Proposal could “distract attention” from more important policies to curb Covid-19 harms, European academies say

A World Trade Organization waiver of intellectual property on medical innovations that has been proposed to tackle Covid-19 is not the right way to secure fairer treatment of the pandemic, European learned academies have warned.

The WTO IP waiver “might even have no practical effect on vaccine supply issues” and “may distract attention from other measures that are of fundamental importance”, the Federation of European Academies of Sciences and Humanities (Allea) said in a statement on 14 December.

The waiver was proposed by India and South Africa in October 2020 as a way of boosting the ability of low- and middle-income countries to vaccinate their populations. It is now backed by 63 countries but has been opposed by the EU, along with Australia, Canada, Norway, Switzerland and the UK.

Allea said the low level of vaccination in LMICs “is not ethically acceptable and risks prolonging the pandemic”, but that the waiver “is not the right legal solution” for many reasons.

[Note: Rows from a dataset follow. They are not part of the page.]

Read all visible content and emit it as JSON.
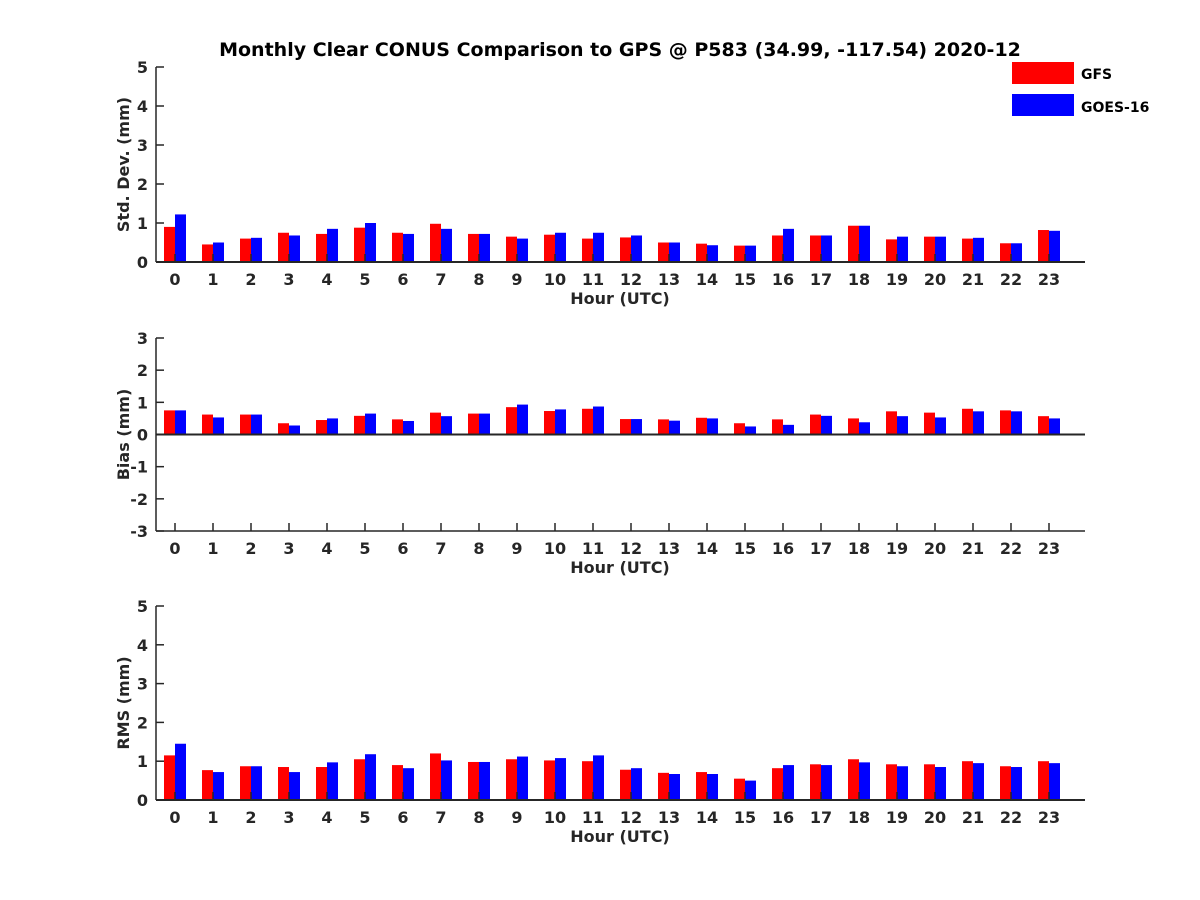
{
  "title": "Monthly Clear CONUS Comparison to GPS @ P583 (34.99, -117.54) 2020-12",
  "colors": {
    "GFS": "#ff0000",
    "GOES-16": "#0000ff",
    "axis": "#262626"
  },
  "legend": {
    "position": "top-right",
    "entries": [
      "GFS",
      "GOES-16"
    ]
  },
  "chart_data": [
    {
      "type": "bar",
      "xlabel": "Hour (UTC)",
      "ylabel": "Std. Dev. (mm)",
      "ylim": [
        0,
        5
      ],
      "yticks": [
        0,
        1,
        2,
        3,
        4,
        5
      ],
      "categories": [
        "0",
        "1",
        "2",
        "3",
        "4",
        "5",
        "6",
        "7",
        "8",
        "9",
        "10",
        "11",
        "12",
        "13",
        "14",
        "15",
        "16",
        "17",
        "18",
        "19",
        "20",
        "21",
        "22",
        "23"
      ],
      "series": [
        {
          "name": "GFS",
          "values": [
            0.9,
            0.45,
            0.6,
            0.75,
            0.72,
            0.88,
            0.75,
            0.98,
            0.72,
            0.65,
            0.7,
            0.6,
            0.63,
            0.5,
            0.47,
            0.42,
            0.68,
            0.68,
            0.93,
            0.58,
            0.65,
            0.6,
            0.48,
            0.82
          ]
        },
        {
          "name": "GOES-16",
          "values": [
            1.22,
            0.5,
            0.62,
            0.68,
            0.85,
            1.0,
            0.72,
            0.85,
            0.72,
            0.6,
            0.75,
            0.75,
            0.68,
            0.5,
            0.43,
            0.42,
            0.85,
            0.68,
            0.93,
            0.65,
            0.65,
            0.62,
            0.48,
            0.8
          ]
        }
      ]
    },
    {
      "type": "bar",
      "xlabel": "Hour (UTC)",
      "ylabel": "Bias (mm)",
      "ylim": [
        -3,
        3
      ],
      "yticks": [
        -3,
        -2,
        -1,
        0,
        1,
        2,
        3
      ],
      "categories": [
        "0",
        "1",
        "2",
        "3",
        "4",
        "5",
        "6",
        "7",
        "8",
        "9",
        "10",
        "11",
        "12",
        "13",
        "14",
        "15",
        "16",
        "17",
        "18",
        "19",
        "20",
        "21",
        "22",
        "23"
      ],
      "series": [
        {
          "name": "GFS",
          "values": [
            0.75,
            0.62,
            0.62,
            0.35,
            0.45,
            0.58,
            0.47,
            0.68,
            0.65,
            0.85,
            0.73,
            0.8,
            0.48,
            0.47,
            0.52,
            0.35,
            0.47,
            0.62,
            0.5,
            0.72,
            0.68,
            0.8,
            0.75,
            0.57
          ]
        },
        {
          "name": "GOES-16",
          "values": [
            0.75,
            0.53,
            0.62,
            0.28,
            0.5,
            0.65,
            0.42,
            0.57,
            0.65,
            0.93,
            0.78,
            0.87,
            0.48,
            0.43,
            0.5,
            0.25,
            0.3,
            0.58,
            0.38,
            0.57,
            0.53,
            0.72,
            0.72,
            0.5
          ]
        }
      ]
    },
    {
      "type": "bar",
      "xlabel": "Hour (UTC)",
      "ylabel": "RMS (mm)",
      "ylim": [
        0,
        5
      ],
      "yticks": [
        0,
        1,
        2,
        3,
        4,
        5
      ],
      "categories": [
        "0",
        "1",
        "2",
        "3",
        "4",
        "5",
        "6",
        "7",
        "8",
        "9",
        "10",
        "11",
        "12",
        "13",
        "14",
        "15",
        "16",
        "17",
        "18",
        "19",
        "20",
        "21",
        "22",
        "23"
      ],
      "series": [
        {
          "name": "GFS",
          "values": [
            1.15,
            0.77,
            0.87,
            0.85,
            0.85,
            1.05,
            0.9,
            1.2,
            0.98,
            1.05,
            1.02,
            1.0,
            0.78,
            0.7,
            0.72,
            0.55,
            0.82,
            0.92,
            1.05,
            0.92,
            0.92,
            1.0,
            0.87,
            1.0
          ]
        },
        {
          "name": "GOES-16",
          "values": [
            1.45,
            0.72,
            0.87,
            0.72,
            0.97,
            1.18,
            0.82,
            1.02,
            0.98,
            1.12,
            1.08,
            1.15,
            0.82,
            0.67,
            0.67,
            0.5,
            0.9,
            0.9,
            0.97,
            0.87,
            0.85,
            0.95,
            0.85,
            0.95
          ]
        }
      ]
    }
  ]
}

Arguments Allea cited against the waiver included that there are as yet no patents on Covid-19 vaccines themselves, that the waiver would need to be followed up by national legislation to take legal effect, that achieving agreement and national legislative changes would take too long, and that the waiver is too broad as it covers many products and processes besides vaccines and their production.

The academy group said the debate on the waiver had usefully highlighted problems with vaccine access and the IP system, but that “possible issues relating to IP appear very marginal compared [with] the impact [that] measures focusing on production, export and distribution/administration could have in the short term”.

Instead of the waiver, Allea called for “massive investment” in manufacturing and “huge investments” in distribution logistics in LMICs, more donations from richer countries to the global Covax vaccine distribution system, and improved transfer of technology and know-how to LMICs.

With regards to the IP system, Allea said the ownership and sharing of IP supported by public funding should be clearer, better organised and more transparent, and that a scheme is needed to facilitate compulsory licensing of IP in the event of emergencies such as pandemics.